A few more days helped me to see that a refusal to participate at all could be less powerful than a commitment to participate strategically.
And maybe, just maybe as part of the conversation I can also be part of the evolution to a better form of social media, right? Or am I just rationalizing my own addiction?
Regardless, I’d like to control who benefits from my attention. I wouldn’t mind throwing some cash or at least some attention to the people who are using these platforms to be inspirational or informative.
The first step for me is simple: I will engage in a way that brings joy. That is to tell stories and to shine a light on the ideas and people that are making my own world a better place.
People bringing something funny, thoughtful or delicious to the conversation deserve the love and I’m here for it.

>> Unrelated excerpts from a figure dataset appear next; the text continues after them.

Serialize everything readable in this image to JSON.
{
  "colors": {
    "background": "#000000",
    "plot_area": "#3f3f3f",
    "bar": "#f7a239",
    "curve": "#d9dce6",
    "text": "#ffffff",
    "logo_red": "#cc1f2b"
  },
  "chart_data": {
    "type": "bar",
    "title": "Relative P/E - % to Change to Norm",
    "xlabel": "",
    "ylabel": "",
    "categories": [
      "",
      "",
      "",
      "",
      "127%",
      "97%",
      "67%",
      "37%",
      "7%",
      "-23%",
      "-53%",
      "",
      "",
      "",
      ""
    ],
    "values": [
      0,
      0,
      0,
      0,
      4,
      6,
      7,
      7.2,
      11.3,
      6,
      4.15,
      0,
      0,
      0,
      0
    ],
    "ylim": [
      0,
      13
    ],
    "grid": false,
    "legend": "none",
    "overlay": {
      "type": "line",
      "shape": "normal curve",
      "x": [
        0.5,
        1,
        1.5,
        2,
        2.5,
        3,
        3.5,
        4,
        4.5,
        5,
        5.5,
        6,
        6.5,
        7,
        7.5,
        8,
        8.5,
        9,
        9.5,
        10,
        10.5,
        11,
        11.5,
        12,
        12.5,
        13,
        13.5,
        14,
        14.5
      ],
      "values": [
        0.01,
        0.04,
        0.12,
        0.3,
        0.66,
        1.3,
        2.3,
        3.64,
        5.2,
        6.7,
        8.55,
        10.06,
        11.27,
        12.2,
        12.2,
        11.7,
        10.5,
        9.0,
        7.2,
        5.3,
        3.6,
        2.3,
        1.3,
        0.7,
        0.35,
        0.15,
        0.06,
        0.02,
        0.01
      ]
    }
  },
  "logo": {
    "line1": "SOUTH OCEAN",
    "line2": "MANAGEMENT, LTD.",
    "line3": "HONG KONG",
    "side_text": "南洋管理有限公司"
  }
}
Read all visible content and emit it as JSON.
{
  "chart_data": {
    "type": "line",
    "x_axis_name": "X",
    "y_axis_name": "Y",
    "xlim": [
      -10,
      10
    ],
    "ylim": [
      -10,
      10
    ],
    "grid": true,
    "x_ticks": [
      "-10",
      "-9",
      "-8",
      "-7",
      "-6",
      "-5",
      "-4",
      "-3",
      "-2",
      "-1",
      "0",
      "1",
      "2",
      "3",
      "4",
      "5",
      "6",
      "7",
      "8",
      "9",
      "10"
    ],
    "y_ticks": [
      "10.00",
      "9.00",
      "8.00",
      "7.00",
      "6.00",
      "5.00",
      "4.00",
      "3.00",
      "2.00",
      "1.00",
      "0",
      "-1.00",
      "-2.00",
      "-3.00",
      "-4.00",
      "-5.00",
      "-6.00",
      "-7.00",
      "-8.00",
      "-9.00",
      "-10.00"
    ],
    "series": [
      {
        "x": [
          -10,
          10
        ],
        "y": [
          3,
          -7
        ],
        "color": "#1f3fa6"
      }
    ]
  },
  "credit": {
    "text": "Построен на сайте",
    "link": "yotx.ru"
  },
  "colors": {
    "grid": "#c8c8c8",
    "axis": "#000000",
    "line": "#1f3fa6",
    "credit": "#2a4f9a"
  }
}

So check back here on Monday for Delicious Episode 1: Homemade Ice Cream
Until then I highly recommend watching “The Social Dilemma” if you can. If nothing else, it makes it clear that like Pandora’s box or Atomic energy, social media’s effects are far reaching. The algorithm that runs things has potential for progress and for profit, but many of its negative consequences cannot be controlled or reversed.
Relationships, self possession, independence and trust—All these things are being threatened by social media. You owe it to Yourself to Stop and figure out how you want to interact with it. Do not let them decide for you. Together maybe we can turn social media on its’ head. Stay tuned.
A resource I found helpful is a book called Digital Minimalism by Cal Newport. He’s another one who answers when you write to him. Ah letter writing, one of my favorite lost arts, but that’s a topic for another day.